KWS-2

This instrument is focussed on cold neutrons. Therefore, please carefully check the “Technical data WITHOUT cold source” section. Deviating parameters are in bold. The instrument team is happy to answer any further questions!

Scheme KWS-2 - 2024

KWS-2 [1] is a classic small-angle scattering diffractometer at which a large Q range between 2.0 × 10^-4 and 2.0 Å^-1 can be explored with high neutron intensity and a tunable resolution [2, 3]. The broad Q range is currently covered by combining in a versatile, user-friendly approach the SANS (conventional pinhole), USANS (focussing lenses) and WSANS modes with corresponding detectors [4-6]. In the conventional pinhole mode, the wavelength λ and the sample to main detector distance L_D can be varied between 2.8 and 20 Å and from 1.25 to 20 m, respectively, to maximise the Q-range. The main SANS detection system of KWS-2 consists of an array of ³He tubes (Ø = 8 mm) and rapid read-out electronics [3].

In focussing mode, parabolic MgF₂ lenses are used in combination with a small aperture at the entrance of the collimation system and a secondary scintillation-type high-resolution detector (HRD) that can automatically be brought in beam on demand [1, 4]. The WANS detector, which is also an array of ³He tubes (Ø = 6 mm), is placed in an inclined position below the beam axis at a distance L_D = 1.25 m downstream of the sample. It provides the possibility to record scattered neutrons in a wide angular range (up to 50° scattering angle [5, 6]) and to discard the inelastic component from the measured data by TOF analysis to improve the signal-to-noise ratio on demand [7].

The KWS-2 provides a very high neutron flux on the sample. This is the result of the combination of a neutron guide system that was specially designed to transport high intensity to the instrument [8, 9] and a versatile velocity selector (Airbus, Germany).
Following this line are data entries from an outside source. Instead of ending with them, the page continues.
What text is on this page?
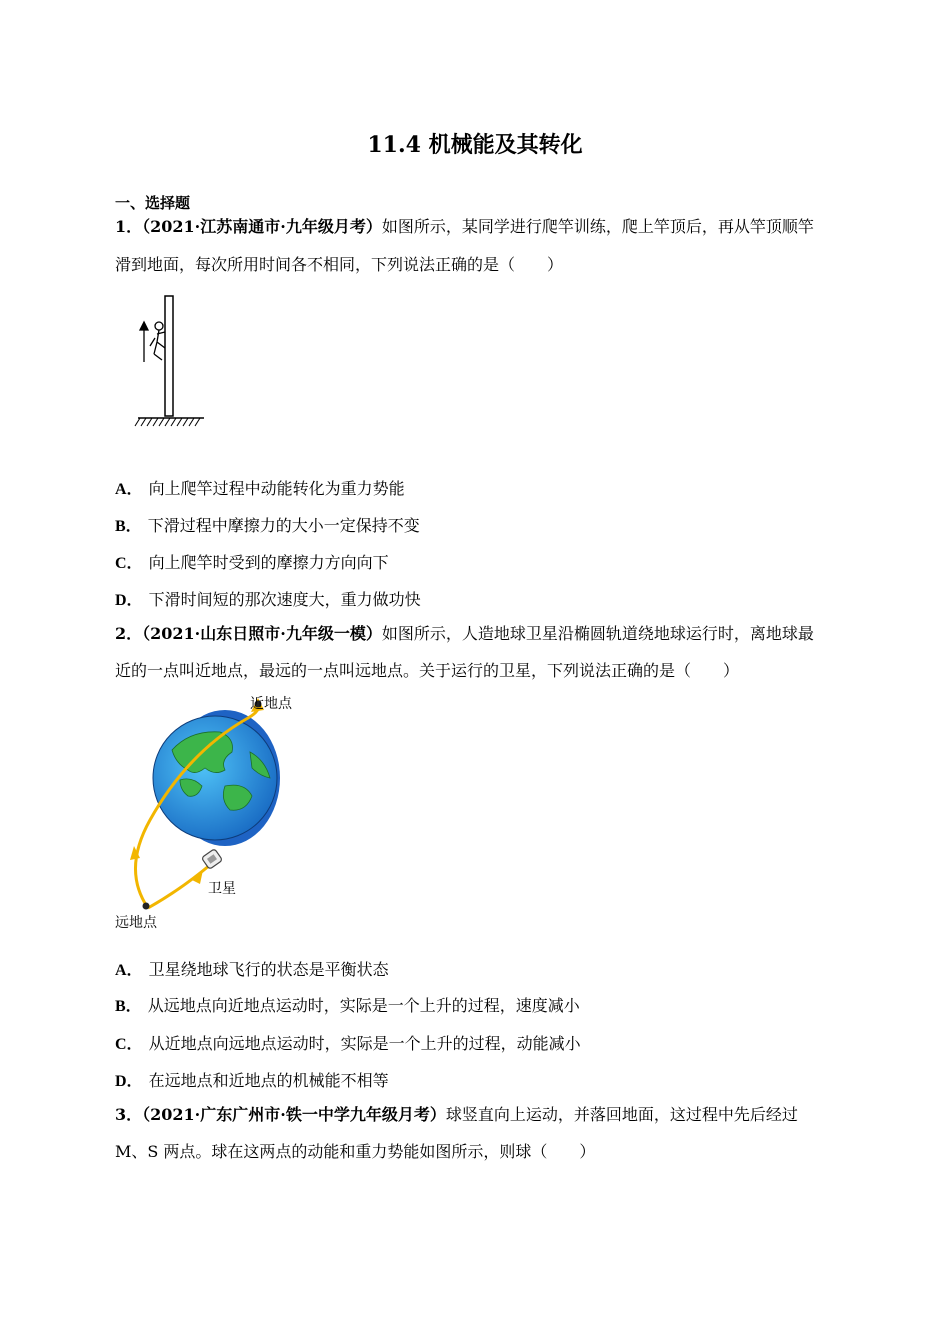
11.4 机械能及其转化
一、选择题
1．（2021·江苏南通市·九年级月考）如图所示，某同学进行爬竿训练，爬上竿顶后，再从竿顶顺竿
滑到地面，每次所用时间各不相同，下列说法正确的是（　　）
A． 向上爬竿过程中动能转化为重力势能
B． 下滑过程中摩擦力的大小一定保持不变
C． 向上爬竿时受到的摩擦力方向向下
D． 下滑时间短的那次速度大，重力做功快
2．（2021·山东日照市·九年级一模）如图所示，人造地球卫星沿椭圆轨道绕地球运行时，离地球最
近的一点叫近地点，最远的一点叫远地点。关于运行的卫星，下列说法正确的是（　　）
近地点
卫星
远地点
A． 卫星绕地球飞行的状态是平衡状态
B． 从远地点向近地点运动时，实际是一个上升的过程，速度减小
C． 从近地点向远地点运动时，实际是一个上升的过程，动能减小
D． 在远地点和近地点的机械能不相等
3．（2021·广东广州市·铁一中学九年级月考）球竖直向上运动，并落回地面，这过程中先后经过
M、S 两点。球在这两点的动能和重力势能如图所示，则球（　　）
It enables an easy selection of the wavelength λ and wavelength spread Δλ/λ, depending on whether the specific scientific experiment demands an improved resolution, thus Δλ/λ = 10 %, or high intensity, hence Δλ/λ = 20 %. The resolution can be further improved down to Δλ/λ = 2 %. This is a range where no velocity selector can compete: by using the TOF mode with a versatile chopper providing a variable slit opening and a variable frequency to match the optimal TOF conditions depending on the wavelength λ and the sample-to-detector L_D used.

The high-flux option enables scientific opportunities in the structural investigation of small soft-matter and biological systems aiming at time-resolved SANS (TR-SANS) investigations due to fast kinetical processes with a time resolution of a few tens of ms. It also provides the conditions for optimal utilisation of beam time by acquiring data in a shorter time than other SANS diffractometers. The installation of robotic elements and an automated sample changer at the sample position allows a continuous supply of samples to the instrument and the merging of experiments from different user teams when similar experimental conditions are required, contributing even more to the efficient use of the beam time.
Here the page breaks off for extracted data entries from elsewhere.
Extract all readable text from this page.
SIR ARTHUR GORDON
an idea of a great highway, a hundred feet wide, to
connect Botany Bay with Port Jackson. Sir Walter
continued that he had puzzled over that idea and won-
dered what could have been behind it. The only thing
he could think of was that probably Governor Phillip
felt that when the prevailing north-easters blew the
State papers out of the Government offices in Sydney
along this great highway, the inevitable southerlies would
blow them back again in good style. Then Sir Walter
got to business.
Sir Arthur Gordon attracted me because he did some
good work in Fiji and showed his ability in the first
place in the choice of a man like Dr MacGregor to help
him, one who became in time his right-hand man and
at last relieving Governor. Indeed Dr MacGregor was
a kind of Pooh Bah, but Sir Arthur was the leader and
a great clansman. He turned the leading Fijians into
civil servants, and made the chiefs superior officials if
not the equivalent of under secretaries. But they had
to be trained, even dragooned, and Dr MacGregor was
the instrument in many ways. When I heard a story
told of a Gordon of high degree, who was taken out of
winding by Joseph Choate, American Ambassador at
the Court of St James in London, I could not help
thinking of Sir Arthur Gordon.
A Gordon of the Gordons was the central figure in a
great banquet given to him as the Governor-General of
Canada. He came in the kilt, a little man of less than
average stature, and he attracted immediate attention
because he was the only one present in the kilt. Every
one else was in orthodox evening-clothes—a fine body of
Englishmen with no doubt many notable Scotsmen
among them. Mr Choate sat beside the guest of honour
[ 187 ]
Finally, using the mechanical monochromator in an inclined position to the beam axis offers the availability of thermal neutrons (λ = 2.8 Å) at the instrument.
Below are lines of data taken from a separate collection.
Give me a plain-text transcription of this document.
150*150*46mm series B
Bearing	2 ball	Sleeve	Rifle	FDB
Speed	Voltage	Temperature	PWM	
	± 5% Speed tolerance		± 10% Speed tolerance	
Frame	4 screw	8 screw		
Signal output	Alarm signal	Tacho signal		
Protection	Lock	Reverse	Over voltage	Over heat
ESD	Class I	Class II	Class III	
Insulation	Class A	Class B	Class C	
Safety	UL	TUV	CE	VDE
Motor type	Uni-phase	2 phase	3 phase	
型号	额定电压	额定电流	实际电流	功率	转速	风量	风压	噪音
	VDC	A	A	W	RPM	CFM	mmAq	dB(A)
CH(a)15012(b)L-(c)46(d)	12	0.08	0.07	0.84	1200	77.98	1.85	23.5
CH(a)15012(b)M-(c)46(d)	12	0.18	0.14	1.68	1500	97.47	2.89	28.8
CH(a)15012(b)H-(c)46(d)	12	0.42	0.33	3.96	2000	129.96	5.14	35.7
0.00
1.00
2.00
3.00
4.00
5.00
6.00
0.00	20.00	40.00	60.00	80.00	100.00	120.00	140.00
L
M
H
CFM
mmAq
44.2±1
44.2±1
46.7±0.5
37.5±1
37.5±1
[1] A. Radulescu et al., J. Phys. Conf. Series 351, 012026 (2012).
[2] A. Radulescu et al., J. Appl. Cryst. 48, 1860 (2015).
[3] J. Houston et al., J. Appl. Cryst. 51, 323 (2018).
[4] A. Radulescu et al., J. Vis. Exp. 118, e54639 (2016), KWS-2 video.
[5] A. Radulescu et al., EPJ Web Conf. 286, 03006 (2023).
[6] A. Radulescu, J. Appl. Cryst. 57, 1040 (2024).
[7] L. Balacescu et al., J. Appl. Cryst. 54, 1217 (2021).
[8] A. Radulescu, Ioffe, A., NIM-A 586, 55 (2008).
[9] A. Radulescu et al., NIM-A 689, 1 (2012).